What exactly is heat or pungency? It’s definitely not a taste, because there are no taste buds for pungency, and although wasabi burns our nose as many unfortunate beginners in sushi restaurants will vouch for, it’s not an aroma either. More importantly, why is it called “heat” when the food itself is not literally hot, temperature-wise? It turns out, pungency is sensed by receptors which are analogous to those which sense heat elsewhere in our body. In other words, chillies feel hot because they stimulate actual heat receptors on our tongue.

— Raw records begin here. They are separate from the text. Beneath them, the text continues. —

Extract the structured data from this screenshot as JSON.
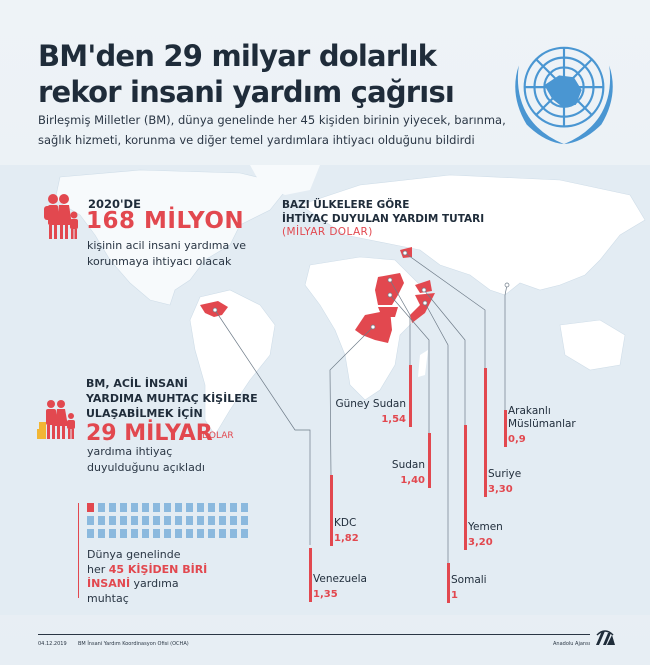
{
  "header": {
    "title_line1": "BM'den 29 milyar dolarlık",
    "title_line2": "rekor insani yardım çağrısı",
    "subtitle": "Birleşmiş Milletler (BM), dünya genelinde her 45 kişiden birinin yiyecek, barınma, sağlık hizmeti, korunma ve diğer temel yardımlara ihtiyacı olduğunu bildirdi",
    "logo_icon": "un-emblem-icon"
  },
  "block1": {
    "icon": "family-icon",
    "year_label": "2020'DE",
    "big_number": "168 MİLYON",
    "description": "kişinin acil insani yardıma ve korunmaya ihtiyacı olacak"
  },
  "block2": {
    "icon": "family-with-boxes-icon",
    "heading_line1": "BM, ACİL İNSANİ",
    "heading_line2": "YARDIMA MUHTAÇ KİŞİLERE",
    "heading_line3": "ULAŞABİLMEK İÇİN",
    "big_number": "29 MİLYAR",
    "unit": "DOLAR",
    "description_line1": "yardıma ihtiyaç",
    "description_line2": "duyulduğunu açıkladı"
  },
  "block3": {
    "grid_total": 45,
    "grid_highlighted": 1,
    "text_line1": "Dünya genelinde",
    "text_prefix": "her ",
    "text_highlight1": "45 KİŞİDEN BİRİ",
    "text_highlight2": "İNSANİ",
    "text_suffix": " yardıma",
    "text_line4": "muhtaç"
  },
  "chart_heading": {
    "line1": "BAZI ÜLKELERE GÖRE",
    "line2": "İHTİYAÇ DUYULAN YARDIM TUTARI",
    "unit": "(MİLYAR DOLAR)"
  },
  "chart_data": {
    "type": "bar",
    "title": "BAZI ÜLKELERE GÖRE İHTİYAÇ DUYULAN YARDIM TUTARI",
    "ylabel": "Milyar Dolar",
    "categories": [
      "Venezuela",
      "KDC",
      "Güney Sudan",
      "Sudan",
      "Somali",
      "Yemen",
      "Suriye",
      "Arakanlı Müslümanlar"
    ],
    "values": [
      1.35,
      1.82,
      1.54,
      1.4,
      1,
      3.2,
      3.3,
      0.9
    ],
    "value_labels": [
      "1,35",
      "1,82",
      "1,54",
      "1,40",
      "1",
      "3,20",
      "3,30",
      "0,9"
    ],
    "colors": {
      "bar": "#e2484f",
      "leader": "#7d8a96",
      "highlight_country": "#e2484f"
    }
  },
  "bars": [
    {
      "label": "Venezuela",
      "value": "1,35"
    },
    {
      "label": "KDC",
      "value": "1,82"
    },
    {
      "label": "Güney Sudan",
      "value": "1,54"
    },
    {
      "label": "Sudan",
      "value": "1,40"
    },
    {
      "label": "Somali",
      "value": "1"
    },
    {
      "label": "Yemen",
      "value": "3,20"
    },
    {
      "label": "Suriye",
      "value": "3,30"
    },
    {
      "label": "Arakanlı",
      "label2": "Müslümanlar",
      "value": "0,9"
    }
  ],
  "footer": {
    "date": "04.12.2019",
    "source": "BM İnsani Yardım Koordinasyon Ofisi (OCHA)",
    "agency": "Anadolu Ajansı",
    "logo_icon": "aa-logo-icon"
  },
  "colors": {
    "accent": "#e2484f",
    "dark_text": "#1f2c3a",
    "un_blue": "#4a96d2",
    "grid_blue": "#8bb9de",
    "ocean": "#dde9f1",
    "land": "#ffffff",
    "box_yellow": "#f2b634"
  }
}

The TRPV1 receptor, also called the capsaicin receptor, detects and regulates body temperature, and provides a sensation of scalding heat or pain. On the opposite spectrum is the TRPM receptor which is stimulated by menthol and produces a cooling sensation. In our mouths however, TRPV1 receptors can be triggered by a compound in chillies which leads to the same response, producing a sensation of heat (hence the sweating), and pain. That compound is what gives these receptors its name: capsaicin.
Capsaicin is an oily compound present in chillies which provides them their heat. The amount of capsaicin varies widely across chillies, and can be measured by the famous Scoville scale, which basically measures the number of times a solution of the capsaicinoids extracted from a chilli needs to be diluted before the heat becomes undetectable. Bell peppers rate lowest on the scale at zero, and topping the list right now is the Carolina Reaper at a whopping 2.2 million.

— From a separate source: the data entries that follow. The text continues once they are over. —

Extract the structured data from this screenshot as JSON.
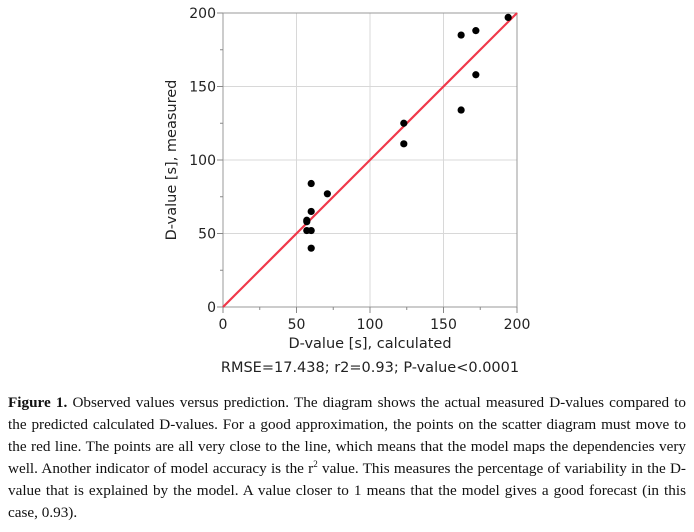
{
  "chart_data": {
    "type": "scatter",
    "xlabel": "D-value [s], calculated",
    "ylabel": "D-value [s], measured",
    "subtitle": "RMSE=17.438; r2=0.93; P-value<0.0001",
    "xlim": [
      0,
      200
    ],
    "ylim": [
      0,
      200
    ],
    "xticks": [
      "0",
      "50",
      "100",
      "150",
      "200"
    ],
    "yticks": [
      "0",
      "50",
      "100",
      "150",
      "200"
    ],
    "grid": true,
    "point_color": "#000000",
    "reference_line": {
      "from": [
        0,
        0
      ],
      "to": [
        200,
        200
      ],
      "color": "#f0384a"
    },
    "points": [
      {
        "x": 194,
        "y": 197
      },
      {
        "x": 172,
        "y": 188
      },
      {
        "x": 162,
        "y": 185
      },
      {
        "x": 172,
        "y": 158
      },
      {
        "x": 162,
        "y": 134
      },
      {
        "x": 123,
        "y": 125
      },
      {
        "x": 123,
        "y": 111
      },
      {
        "x": 60,
        "y": 84
      },
      {
        "x": 71,
        "y": 77
      },
      {
        "x": 60,
        "y": 65
      },
      {
        "x": 57,
        "y": 59
      },
      {
        "x": 57,
        "y": 58
      },
      {
        "x": 57,
        "y": 52
      },
      {
        "x": 60,
        "y": 52
      },
      {
        "x": 60,
        "y": 40
      }
    ]
  },
  "caption": {
    "label": "Figure 1.",
    "text_before": " Observed values versus prediction.  The diagram shows the actual measured D-values compared to the predicted calculated D-values. For a good approximation, the points on the scatter diagram must move to the red line. The points are all very close to the line, which means that the model maps the dependencies very well. Another indicator of model accuracy is the r",
    "sup": "2",
    "text_after": " value. This measures the percentage of variability in the D-value that is explained by the model.  A value closer to 1 means that the model gives a good forecast (in this case, 0.93)."
  }
}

There are other receptors of the TRP family that play similar roles. Wasabi, horseradish and mustard, all members of the cabbage family, contain a compound called allyl isothiocyanate, which is detected by a receptor called TRPA1. Unlike the TRPV1 receptors which are abundant in our mouths, TRPA1 is more abundant in our noses. Moreover, allyl isothiocyanate is more volatile than capsaicin and tends to drift up to the nose. And this explains why wasabi and horseradish tends to burn our nose while chillies burn our mouths. Pepper contains piperine which floats up to the nose and irritates it, making us sneeze.

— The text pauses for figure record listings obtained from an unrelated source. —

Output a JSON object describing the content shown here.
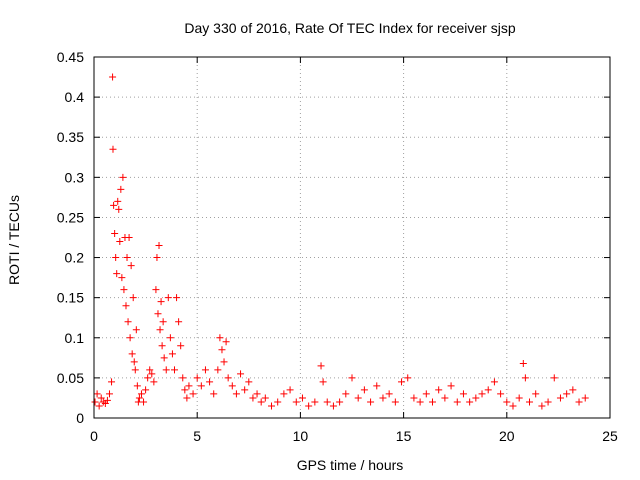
{
  "chart_data": {
    "type": "scatter",
    "title": "Day 330 of 2016, Rate Of TEC Index for receiver sjsp",
    "xlabel": "GPS time / hours",
    "ylabel": "ROTI / TECUs",
    "xlim": [
      0,
      25
    ],
    "ylim": [
      0,
      0.45
    ],
    "xticks": [
      0,
      5,
      10,
      15,
      20,
      25
    ],
    "xtick_labels": [
      "0",
      "5",
      "10",
      "15",
      "20",
      "25"
    ],
    "yticks": [
      0,
      0.05,
      0.1,
      0.15,
      0.2,
      0.25,
      0.3,
      0.35,
      0.4,
      0.45
    ],
    "ytick_labels": [
      "0",
      "0.05",
      "0.1",
      "0.15",
      "0.2",
      "0.25",
      "0.3",
      "0.35",
      "0.4",
      "0.45"
    ],
    "grid": true,
    "marker": "plus",
    "color": "#ff0000",
    "series": [
      {
        "name": "ROTI",
        "points": [
          [
            0.05,
            0.02
          ],
          [
            0.15,
            0.03
          ],
          [
            0.25,
            0.015
          ],
          [
            0.35,
            0.025
          ],
          [
            0.45,
            0.02
          ],
          [
            0.55,
            0.018
          ],
          [
            0.65,
            0.022
          ],
          [
            0.75,
            0.03
          ],
          [
            0.85,
            0.045
          ],
          [
            0.9,
            0.425
          ],
          [
            0.92,
            0.335
          ],
          [
            0.95,
            0.265
          ],
          [
            1.0,
            0.23
          ],
          [
            1.05,
            0.2
          ],
          [
            1.1,
            0.18
          ],
          [
            1.15,
            0.27
          ],
          [
            1.2,
            0.26
          ],
          [
            1.25,
            0.22
          ],
          [
            1.3,
            0.285
          ],
          [
            1.35,
            0.175
          ],
          [
            1.4,
            0.3
          ],
          [
            1.45,
            0.16
          ],
          [
            1.5,
            0.225
          ],
          [
            1.55,
            0.14
          ],
          [
            1.6,
            0.2
          ],
          [
            1.65,
            0.12
          ],
          [
            1.7,
            0.225
          ],
          [
            1.75,
            0.1
          ],
          [
            1.8,
            0.19
          ],
          [
            1.85,
            0.08
          ],
          [
            1.9,
            0.15
          ],
          [
            1.95,
            0.07
          ],
          [
            2.0,
            0.06
          ],
          [
            2.05,
            0.11
          ],
          [
            2.1,
            0.04
          ],
          [
            2.15,
            0.02
          ],
          [
            2.2,
            0.025
          ],
          [
            2.3,
            0.03
          ],
          [
            2.4,
            0.02
          ],
          [
            2.5,
            0.035
          ],
          [
            2.6,
            0.05
          ],
          [
            2.7,
            0.06
          ],
          [
            2.8,
            0.055
          ],
          [
            2.9,
            0.045
          ],
          [
            3.0,
            0.16
          ],
          [
            3.05,
            0.2
          ],
          [
            3.1,
            0.13
          ],
          [
            3.15,
            0.215
          ],
          [
            3.2,
            0.11
          ],
          [
            3.25,
            0.145
          ],
          [
            3.3,
            0.09
          ],
          [
            3.35,
            0.12
          ],
          [
            3.4,
            0.075
          ],
          [
            3.5,
            0.06
          ],
          [
            3.6,
            0.15
          ],
          [
            3.7,
            0.1
          ],
          [
            3.8,
            0.08
          ],
          [
            3.9,
            0.06
          ],
          [
            4.0,
            0.15
          ],
          [
            4.1,
            0.12
          ],
          [
            4.2,
            0.09
          ],
          [
            4.3,
            0.05
          ],
          [
            4.4,
            0.035
          ],
          [
            4.5,
            0.025
          ],
          [
            4.6,
            0.04
          ],
          [
            4.8,
            0.03
          ],
          [
            5.0,
            0.05
          ],
          [
            5.2,
            0.04
          ],
          [
            5.4,
            0.06
          ],
          [
            5.6,
            0.045
          ],
          [
            5.8,
            0.03
          ],
          [
            6.0,
            0.06
          ],
          [
            6.1,
            0.1
          ],
          [
            6.2,
            0.085
          ],
          [
            6.3,
            0.07
          ],
          [
            6.4,
            0.095
          ],
          [
            6.5,
            0.05
          ],
          [
            6.7,
            0.04
          ],
          [
            6.9,
            0.03
          ],
          [
            7.1,
            0.055
          ],
          [
            7.3,
            0.035
          ],
          [
            7.5,
            0.045
          ],
          [
            7.7,
            0.025
          ],
          [
            7.9,
            0.03
          ],
          [
            8.1,
            0.02
          ],
          [
            8.3,
            0.025
          ],
          [
            8.6,
            0.015
          ],
          [
            8.9,
            0.02
          ],
          [
            9.2,
            0.03
          ],
          [
            9.5,
            0.035
          ],
          [
            9.8,
            0.02
          ],
          [
            10.1,
            0.025
          ],
          [
            10.4,
            0.015
          ],
          [
            10.7,
            0.02
          ],
          [
            11.0,
            0.065
          ],
          [
            11.1,
            0.045
          ],
          [
            11.3,
            0.02
          ],
          [
            11.6,
            0.015
          ],
          [
            11.9,
            0.02
          ],
          [
            12.2,
            0.03
          ],
          [
            12.5,
            0.05
          ],
          [
            12.8,
            0.025
          ],
          [
            13.1,
            0.035
          ],
          [
            13.4,
            0.02
          ],
          [
            13.7,
            0.04
          ],
          [
            14.0,
            0.025
          ],
          [
            14.3,
            0.03
          ],
          [
            14.6,
            0.02
          ],
          [
            14.9,
            0.045
          ],
          [
            15.2,
            0.05
          ],
          [
            15.5,
            0.025
          ],
          [
            15.8,
            0.02
          ],
          [
            16.1,
            0.03
          ],
          [
            16.4,
            0.02
          ],
          [
            16.7,
            0.035
          ],
          [
            17.0,
            0.025
          ],
          [
            17.3,
            0.04
          ],
          [
            17.6,
            0.02
          ],
          [
            17.9,
            0.03
          ],
          [
            18.2,
            0.02
          ],
          [
            18.5,
            0.025
          ],
          [
            18.8,
            0.03
          ],
          [
            19.1,
            0.035
          ],
          [
            19.4,
            0.045
          ],
          [
            19.7,
            0.03
          ],
          [
            20.0,
            0.02
          ],
          [
            20.3,
            0.015
          ],
          [
            20.6,
            0.025
          ],
          [
            20.8,
            0.068
          ],
          [
            20.9,
            0.05
          ],
          [
            21.1,
            0.02
          ],
          [
            21.4,
            0.03
          ],
          [
            21.7,
            0.015
          ],
          [
            22.0,
            0.02
          ],
          [
            22.3,
            0.05
          ],
          [
            22.6,
            0.025
          ],
          [
            22.9,
            0.03
          ],
          [
            23.2,
            0.035
          ],
          [
            23.5,
            0.02
          ],
          [
            23.8,
            0.025
          ]
        ]
      }
    ]
  }
}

Well, if chillies and wasabi cause such an unpleasant sensation, why do people all over the world crave it? Functional MRI or fMRI scans have revealed that eating a chilli makes the limbic system of the brain light up like a Christmas tree; it triggers both the pain and pleasure centres of the brain simultaneously. Which means that although it hurts, we tend to enjoy it.
Many people enjoy really spicy food. And even for those who don’t like the uninhibited punch of chilli, heat still plays a key role in a balanced eating experience. Think of a cool cucumber raita served alongside a spicy pork vindaloo or lamb rogan josh. The pseudo-heat of the curry is neutralised by the actual coolness of the raita.
Sichuan cuisine is dominated by the use of chillies and the famous Sichuan peppercorns. Dishes like dan dan noodles or mapo tofu are known for their intense heat and mouth-numbing , tingly sensation called“málà“, caused by a compound called hydroxy-alpha-sanshool present in Sichuan peppercorns. This is balanced out by fresh, crunchy, cooling pickles, which are abundant in Sichuan cuisine. The famous smashed cucumber salad called pai huang gua, flavoured with Chinese black vinegar and toasted sesame oil, is the perfect foil to all that heat and spice. Like the yin and yang, food is all about the balance.
That brings us to the end of this series. Over the past few months we’ve come to realise why food is so much more than mere sustenance; it is a world unto itself. Throughout this series we’ve taken passing glimpses at a lot of things, which we’ll take a better look at in future articles. Till then, appreciate the complex flavour of a glass of orange juice, the crunch of a potato chip as it gently crumbles on your tongue, the sinus-cleansing burn of a dollop of wasabi, and a whole lot more. Happy eating!